In the early 1960s, a rising star of primatology, Irven DeVore, of Harvard University, published the first general overview of the subject. Discussing his own specialty, savanna baboons, he wrote that they “have acquired an aggressive temperament as a defense against predators, and aggressiveness cannot be turned on and off like a faucet. It is an integral part of the monkeys’ personalities, so deeply rooted that it makes them potential aggressors in every situation.” Thus, the savanna baboon became, literally, a textbook example of life in an aggressive, highly stratified, male-dominated society. Yet in my observation of Forest Troop, I saw members of that same species demonstrate enough behavioral plasticity to transform their society into a baboon utopia.
The first half of the twentieth century was drenched in the blood spilled by German and Japanese aggression, yet only a few decades later it is hard to think of two countries more pacific. Sweden spent the seventeenth century rampaging through Europe, yet it is now an icon of nurturing tranquility. Humans have invented the small nomadic band and the continental megastate and have demonstrated a flexibility whereby uprooted descendants of the former can function effectively in the latter. We lack the type of physiology or anatomy that in other mammals determines their mating system and have come up with societies based on monogamy, polygyny, and polyandry. And we have fashioned some religions in which violent acts are the gateway to paradise and other religions in which the same acts consign one to hell. Is a world of peacefully coexisting human Forest Troops possible? Anyone who says “No, it is beyond our nature” knows too little about primates, including ourselves.
HOPE ON THE BATTLEFIELD
DURING WORLD WAR II, U.S. Army Brigadier General S. L. A. Marshall asked average soldiers how they conducted themselves in battle. Before that, it had always been assumed that the average soldier would kill in combat simply because his country and his leaders had told him to do so and because it might be essential to defend his own life and the lives of his friends. Marshall’s singularly unexpected discovery was that of every 100 men along the line of fire during the combat period, an average of only 15 to 20 “would take any part with their weapons.” This was consistently true, “whether the action was spread over a day, or two days, or three.”
Marshall was a U.S. Army historian in the Pacific theater during World War II and later became the official U.S. historian of the European theater of operations. He had a team of historians working for him, and they based their findings on individual and mass interviews with thousands of soldiers in more than 400 infantry companies immediately after they had been in close combat with German or Japanese troops. The results were consistently the same: only 15 to 20 percent of the American riflemen in combat during World War II would fire at the enemy. Those who would not fire did not run or hide—in many cases, they were willing to risk greater danger to rescue comrades, get ammunition, or run messages.

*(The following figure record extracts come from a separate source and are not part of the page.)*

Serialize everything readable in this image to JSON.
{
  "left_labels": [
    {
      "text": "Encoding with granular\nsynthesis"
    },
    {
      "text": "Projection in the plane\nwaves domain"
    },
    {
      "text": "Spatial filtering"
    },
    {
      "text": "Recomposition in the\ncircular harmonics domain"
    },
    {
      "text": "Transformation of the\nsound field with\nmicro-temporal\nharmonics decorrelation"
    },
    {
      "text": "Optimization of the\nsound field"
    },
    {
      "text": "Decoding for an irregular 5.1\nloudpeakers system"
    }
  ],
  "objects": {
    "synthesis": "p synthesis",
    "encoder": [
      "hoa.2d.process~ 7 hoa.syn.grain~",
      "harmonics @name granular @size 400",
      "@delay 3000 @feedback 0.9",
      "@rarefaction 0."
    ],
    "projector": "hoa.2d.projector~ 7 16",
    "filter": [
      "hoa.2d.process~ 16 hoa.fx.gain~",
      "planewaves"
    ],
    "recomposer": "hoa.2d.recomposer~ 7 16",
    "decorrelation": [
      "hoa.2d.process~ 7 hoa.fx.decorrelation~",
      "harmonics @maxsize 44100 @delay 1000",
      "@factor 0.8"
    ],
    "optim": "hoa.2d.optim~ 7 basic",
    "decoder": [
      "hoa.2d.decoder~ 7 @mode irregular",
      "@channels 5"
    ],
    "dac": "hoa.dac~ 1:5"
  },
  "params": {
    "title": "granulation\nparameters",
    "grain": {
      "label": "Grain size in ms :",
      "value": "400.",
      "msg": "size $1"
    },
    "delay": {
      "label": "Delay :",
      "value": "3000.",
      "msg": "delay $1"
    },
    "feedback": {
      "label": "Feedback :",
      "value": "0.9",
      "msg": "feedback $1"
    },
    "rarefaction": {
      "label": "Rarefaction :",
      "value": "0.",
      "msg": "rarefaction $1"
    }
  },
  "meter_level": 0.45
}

They simply would not fire their weapons at the enemy even when faced with repeated waves of banzai charges.
Why did these men fail to fire? As a historian, psychologist, and soldier, I examined this question and studied the process of killing in combat. I have realized that there was one major factor missing from the common understanding of this process, a factor that answers this question and more: the simple and demonstrable fact that there is, within most men and women, an intense resistance to killing other people—a resistance so strong that in many circumstances, soldiers on the battlefield will die before they can overcome it.